On 1 December 1941, several Soviet submarines, including the Shchuka-class Shch-204 (Captain Gricenko), were sent on a patrol along the Axis coastline. On 6 December, Shch-204 was spotted near Cape Emine, 20 miles off Varna, by Bulgarian Arado Ar 196 aircraft. The Bulgarian submarine chasers Belomorets and Chernomorets soon arrived at the scene and together with the aircraft attacked the Soviet submarine with depth charges, soon sinking her with all hands (Shchuka-class submarines had a crew of 38).

==Aftermath==
The result of this engagement was the most significant Bulgarian naval victory of the Second World War, and Shch-204 was the only Allied submarine sunk by the Bulgarian Navy.

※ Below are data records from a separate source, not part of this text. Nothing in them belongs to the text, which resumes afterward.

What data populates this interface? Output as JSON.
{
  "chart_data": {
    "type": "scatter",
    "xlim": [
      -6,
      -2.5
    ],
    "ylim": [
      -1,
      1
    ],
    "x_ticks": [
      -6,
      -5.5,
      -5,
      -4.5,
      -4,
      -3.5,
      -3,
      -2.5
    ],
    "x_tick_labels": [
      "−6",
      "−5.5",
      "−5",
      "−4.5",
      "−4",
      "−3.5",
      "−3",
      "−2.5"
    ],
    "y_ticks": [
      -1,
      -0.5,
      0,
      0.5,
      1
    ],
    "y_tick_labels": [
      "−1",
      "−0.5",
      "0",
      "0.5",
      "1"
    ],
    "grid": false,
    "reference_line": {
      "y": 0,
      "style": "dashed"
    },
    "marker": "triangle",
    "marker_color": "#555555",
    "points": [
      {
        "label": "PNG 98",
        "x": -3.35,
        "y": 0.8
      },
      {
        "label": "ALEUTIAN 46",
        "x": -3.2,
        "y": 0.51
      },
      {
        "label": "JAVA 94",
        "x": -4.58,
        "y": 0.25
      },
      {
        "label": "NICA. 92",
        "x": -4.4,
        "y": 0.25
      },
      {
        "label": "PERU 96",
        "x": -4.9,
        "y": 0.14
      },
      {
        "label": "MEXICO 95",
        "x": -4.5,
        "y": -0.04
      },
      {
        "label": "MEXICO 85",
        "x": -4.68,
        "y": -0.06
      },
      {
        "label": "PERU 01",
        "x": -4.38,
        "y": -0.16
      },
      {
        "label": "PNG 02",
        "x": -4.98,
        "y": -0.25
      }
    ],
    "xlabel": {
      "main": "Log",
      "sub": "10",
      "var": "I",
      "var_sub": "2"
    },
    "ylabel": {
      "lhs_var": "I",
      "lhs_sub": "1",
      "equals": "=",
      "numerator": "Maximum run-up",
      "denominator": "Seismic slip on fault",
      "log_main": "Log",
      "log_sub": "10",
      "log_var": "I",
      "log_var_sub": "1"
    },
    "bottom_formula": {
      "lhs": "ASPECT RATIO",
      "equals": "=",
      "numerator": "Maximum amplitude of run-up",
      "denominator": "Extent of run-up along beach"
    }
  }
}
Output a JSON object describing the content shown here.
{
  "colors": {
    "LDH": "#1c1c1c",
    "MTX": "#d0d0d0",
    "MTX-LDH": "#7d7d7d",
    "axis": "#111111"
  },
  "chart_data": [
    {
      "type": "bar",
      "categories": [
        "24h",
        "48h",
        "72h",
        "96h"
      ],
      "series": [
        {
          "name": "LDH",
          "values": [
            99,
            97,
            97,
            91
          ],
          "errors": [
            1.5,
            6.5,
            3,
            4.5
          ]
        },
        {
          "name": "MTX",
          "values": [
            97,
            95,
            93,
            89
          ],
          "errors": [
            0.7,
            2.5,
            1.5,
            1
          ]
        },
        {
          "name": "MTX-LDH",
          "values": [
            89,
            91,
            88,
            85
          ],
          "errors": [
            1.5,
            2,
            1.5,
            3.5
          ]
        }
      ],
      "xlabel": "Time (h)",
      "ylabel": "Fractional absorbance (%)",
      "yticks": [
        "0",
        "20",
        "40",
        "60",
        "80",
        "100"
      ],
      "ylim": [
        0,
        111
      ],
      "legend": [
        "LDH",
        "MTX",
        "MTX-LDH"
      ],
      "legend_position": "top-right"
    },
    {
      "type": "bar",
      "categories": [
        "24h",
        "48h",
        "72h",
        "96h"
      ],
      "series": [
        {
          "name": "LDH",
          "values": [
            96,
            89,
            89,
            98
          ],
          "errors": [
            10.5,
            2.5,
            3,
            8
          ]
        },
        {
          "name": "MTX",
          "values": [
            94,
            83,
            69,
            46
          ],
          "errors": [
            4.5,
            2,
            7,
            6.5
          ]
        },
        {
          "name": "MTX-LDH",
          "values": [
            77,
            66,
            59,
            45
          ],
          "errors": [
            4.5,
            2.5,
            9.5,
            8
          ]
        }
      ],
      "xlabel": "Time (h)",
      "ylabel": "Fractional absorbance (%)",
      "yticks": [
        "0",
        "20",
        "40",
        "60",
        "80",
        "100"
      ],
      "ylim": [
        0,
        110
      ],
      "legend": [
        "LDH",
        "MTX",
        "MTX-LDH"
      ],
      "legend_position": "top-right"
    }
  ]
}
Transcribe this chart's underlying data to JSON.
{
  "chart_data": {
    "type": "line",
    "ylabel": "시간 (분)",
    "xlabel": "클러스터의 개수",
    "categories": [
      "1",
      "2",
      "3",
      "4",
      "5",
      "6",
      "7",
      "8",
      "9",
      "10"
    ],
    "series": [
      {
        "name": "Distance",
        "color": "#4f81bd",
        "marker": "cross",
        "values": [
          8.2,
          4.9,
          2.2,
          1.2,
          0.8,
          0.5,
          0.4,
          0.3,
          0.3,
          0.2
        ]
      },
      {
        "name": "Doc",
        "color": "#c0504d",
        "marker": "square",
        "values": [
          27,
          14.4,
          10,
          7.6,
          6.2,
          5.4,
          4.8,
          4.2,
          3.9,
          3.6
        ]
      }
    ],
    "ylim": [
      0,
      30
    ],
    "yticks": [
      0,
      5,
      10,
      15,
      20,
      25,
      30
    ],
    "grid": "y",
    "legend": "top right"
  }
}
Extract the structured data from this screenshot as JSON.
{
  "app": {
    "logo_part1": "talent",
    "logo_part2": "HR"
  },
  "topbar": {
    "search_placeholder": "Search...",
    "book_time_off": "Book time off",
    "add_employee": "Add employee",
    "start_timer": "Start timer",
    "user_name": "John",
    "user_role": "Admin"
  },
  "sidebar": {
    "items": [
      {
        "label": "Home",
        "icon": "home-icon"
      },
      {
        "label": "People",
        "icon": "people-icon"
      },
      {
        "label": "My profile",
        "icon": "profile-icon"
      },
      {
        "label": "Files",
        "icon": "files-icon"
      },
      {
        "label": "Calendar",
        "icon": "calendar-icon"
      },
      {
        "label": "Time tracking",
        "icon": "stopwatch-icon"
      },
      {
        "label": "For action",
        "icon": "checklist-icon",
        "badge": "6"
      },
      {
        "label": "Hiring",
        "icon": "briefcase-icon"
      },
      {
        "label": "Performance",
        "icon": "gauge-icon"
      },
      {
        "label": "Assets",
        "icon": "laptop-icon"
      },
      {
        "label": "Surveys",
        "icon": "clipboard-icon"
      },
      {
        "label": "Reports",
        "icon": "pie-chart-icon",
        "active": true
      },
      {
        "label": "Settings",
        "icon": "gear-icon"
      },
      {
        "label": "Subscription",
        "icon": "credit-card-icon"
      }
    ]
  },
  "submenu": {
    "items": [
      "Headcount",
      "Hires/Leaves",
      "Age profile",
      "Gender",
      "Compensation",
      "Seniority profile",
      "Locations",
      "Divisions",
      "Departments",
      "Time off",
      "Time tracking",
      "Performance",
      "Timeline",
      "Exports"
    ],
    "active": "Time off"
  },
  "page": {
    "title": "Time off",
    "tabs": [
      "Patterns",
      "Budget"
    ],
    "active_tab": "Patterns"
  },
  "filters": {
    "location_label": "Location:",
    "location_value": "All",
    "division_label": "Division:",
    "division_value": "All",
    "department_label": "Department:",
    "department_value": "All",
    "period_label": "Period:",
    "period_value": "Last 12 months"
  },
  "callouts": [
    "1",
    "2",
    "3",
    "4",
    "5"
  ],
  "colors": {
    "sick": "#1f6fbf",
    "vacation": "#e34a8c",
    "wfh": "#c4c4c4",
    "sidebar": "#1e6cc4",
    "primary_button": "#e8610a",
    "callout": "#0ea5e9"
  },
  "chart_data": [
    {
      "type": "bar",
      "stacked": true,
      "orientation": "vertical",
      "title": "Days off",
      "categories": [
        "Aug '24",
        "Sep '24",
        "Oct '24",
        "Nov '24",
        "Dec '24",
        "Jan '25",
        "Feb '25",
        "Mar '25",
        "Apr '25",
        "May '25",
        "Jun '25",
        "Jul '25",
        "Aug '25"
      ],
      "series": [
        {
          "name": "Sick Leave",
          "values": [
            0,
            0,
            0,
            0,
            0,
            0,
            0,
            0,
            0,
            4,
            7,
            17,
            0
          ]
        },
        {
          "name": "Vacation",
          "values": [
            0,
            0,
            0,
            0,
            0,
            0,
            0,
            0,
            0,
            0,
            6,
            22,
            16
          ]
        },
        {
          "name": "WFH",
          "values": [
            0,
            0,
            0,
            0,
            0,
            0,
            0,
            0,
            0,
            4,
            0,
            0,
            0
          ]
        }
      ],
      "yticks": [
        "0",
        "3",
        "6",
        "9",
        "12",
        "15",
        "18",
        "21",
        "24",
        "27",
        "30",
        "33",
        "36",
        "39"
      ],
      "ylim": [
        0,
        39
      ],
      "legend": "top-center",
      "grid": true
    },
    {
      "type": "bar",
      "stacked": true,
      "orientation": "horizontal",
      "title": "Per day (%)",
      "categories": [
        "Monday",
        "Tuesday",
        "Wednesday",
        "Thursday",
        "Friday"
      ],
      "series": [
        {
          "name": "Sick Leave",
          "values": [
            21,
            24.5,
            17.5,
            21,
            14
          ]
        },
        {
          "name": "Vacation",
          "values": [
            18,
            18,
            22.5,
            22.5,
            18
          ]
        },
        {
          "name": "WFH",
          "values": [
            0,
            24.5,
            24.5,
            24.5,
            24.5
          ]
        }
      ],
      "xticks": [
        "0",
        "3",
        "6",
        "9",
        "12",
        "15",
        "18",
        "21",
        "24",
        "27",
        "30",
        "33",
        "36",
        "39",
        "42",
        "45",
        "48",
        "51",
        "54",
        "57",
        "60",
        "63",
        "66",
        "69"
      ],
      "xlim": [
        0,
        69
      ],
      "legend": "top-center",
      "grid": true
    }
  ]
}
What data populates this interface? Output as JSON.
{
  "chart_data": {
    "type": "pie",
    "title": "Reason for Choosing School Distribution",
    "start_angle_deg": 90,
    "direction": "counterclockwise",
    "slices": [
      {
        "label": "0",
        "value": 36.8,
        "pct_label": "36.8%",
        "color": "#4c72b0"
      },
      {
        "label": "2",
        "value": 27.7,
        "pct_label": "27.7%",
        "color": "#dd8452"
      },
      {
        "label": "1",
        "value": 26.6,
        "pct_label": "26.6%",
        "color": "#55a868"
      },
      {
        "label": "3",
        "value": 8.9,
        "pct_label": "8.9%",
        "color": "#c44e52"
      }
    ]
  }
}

Through this victory, the Bulgarian Navy demonstrated its availability and capability of working together with its German and Romanian counterparts in the Black Sea for the defence of Axis coastlines and convoys.

==Alternate account==
Non-Bulgarian sources describe the loss of Shch-204 due to a mine on the same day (6 December 1941).
According to the Russian author M. Morozov, the submarine chasers were located in Burges at the time of the attack, for work on engines. An alternate version of the sinking due to a Romanian mine is also dismissed. Russian sources blame the loss to a German He 59 seaplane or to a Bulgarian Ar 196 seaplane.